We become a specialised economy full of niche operators.
That’s where we are now and maybe that service focus both reduces potential growth but also potential economic volatility. Where we are creating jobs in services might also help explain low wages growth.
But many times along this 25-year journey it has felt like there was always a threat to the economy. Those of us forged in the recession were always alert, often alarmed.
The first few years of the recovery were uncomfortable. Interest rates and unemployment collapsed as then-RBA governor Bernie Fraser took up the cudgel and responsibility for Australia’s economic outcomes.
He took responsibility for the inflation target, he explained the RBA’s decisions, he faced Parliament and he built credibility in Australian and global markets in order to beat the inflation genie out of its bottle, and the economy. It was a time that was the very antithesis of today’s worry that inflation in Australia, and around the globe, is too low.
Back then a 2-3% inflation target felt like a pipe dream. But Fraser established credibility at the RBA which gave Australian business and consumers confidence that the dark days of 18% interest rates would not come again anytime soon. It was a credibility that both governors who followed him, Macfarlane and Stevens, have used and built on.
That credibility, and the stability it started to bring to the Australian economy meant something important happened a few years later. 1996 was when property prices suddenly started to lurch higher.
The house I bought in Lane Cove suddenly made 40% in the 18 months I owned it before we moved to Neutral Bay and made a similar percentage in the next two years.
Oh how I wish Port Stephens hadn’t beckoned in the year 2000.
Dodging the GFC bullet
As much as the mining booms part one and two have been such a part of Australia’s remarkable run without a recession, it’s the wealth effect of property which has underpinned the economy.
Prior to the GFC Australia’s savings rate went negative as the population went on a consumption binge. It’s why Glenn Stevens was jacking up rates into the GFC. He was “making room” for the mining boom.
And thank goodness for that boom, and China.
Australia avoided the GFC for four reasons.
1. Our banks weren’t really “global” and so didn’t get caught in the sub-prime mess to the same extent as many other banks around the world.
2. China pumped a phenomenal amount of cash as a percentage of GDP as a stimulus package into the economy, igniting the mining investment boom that stopped the collapse in employment and supported Australia’s national income at a crucial time.
3. The RBA reversed course, cutting rates sharply in order to buttress the economy.
4. The Rudd government deployed helicopter money. As well as building school halls and sponsoring pink batts it literally sent money to household bank accounts. And people spent it.
Fast forward six years and we’ve seen the end of the mining boom, a collapse in the terms of trade and yet annual growth is above 3% and it’s been 100 quarters since a recession.
Australia’s remarkable run continues as today’s GDP data shows.
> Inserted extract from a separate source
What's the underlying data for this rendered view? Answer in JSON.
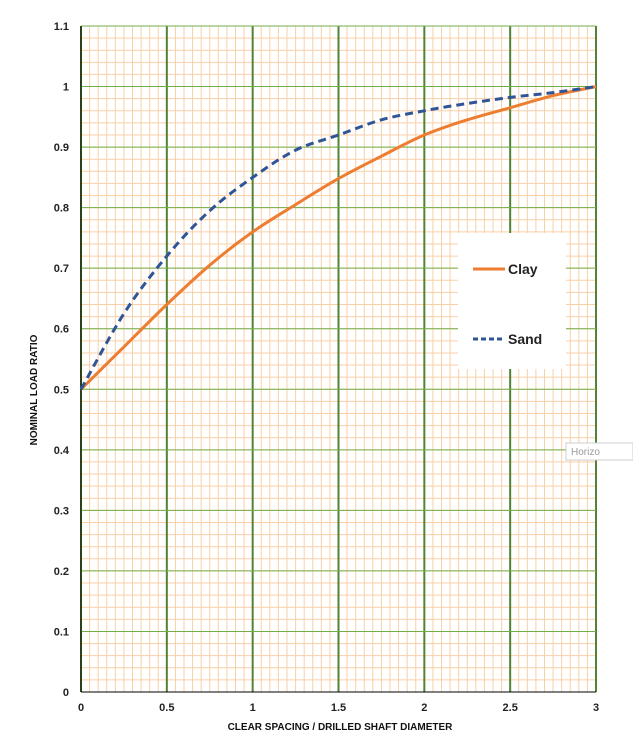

But many argue that this period of uninteruppted growth has come at a cost. A big one.
Australia has 5 of the world’s 20 least affordable cities in which to buy a home. That lack of afforadability has been driven by that house price boom that started in 1996.
But as the Australian economy closes in on the all-time record for uninterrupted growth, the result of house prices roaring higher is Australian households’ debt position is itself closing in on world record territory.
At the very least, Australians are more indebted then they have ever been.
So the question, the one that troubles me more than any, is whether Australia can continue this run of growth which such high debt levels. The collapse in inflation and interest rates has allowed this record level of debt to be accumulated and serviced.
But how much longer will Australian households be happy to borrow from their future? At some point the focus will move toward debt consolidation and repayment.
For the moment let’s enjoy this remarkable milestone, a terrific achievement for the nation. At some point, it will be time to pay the piper.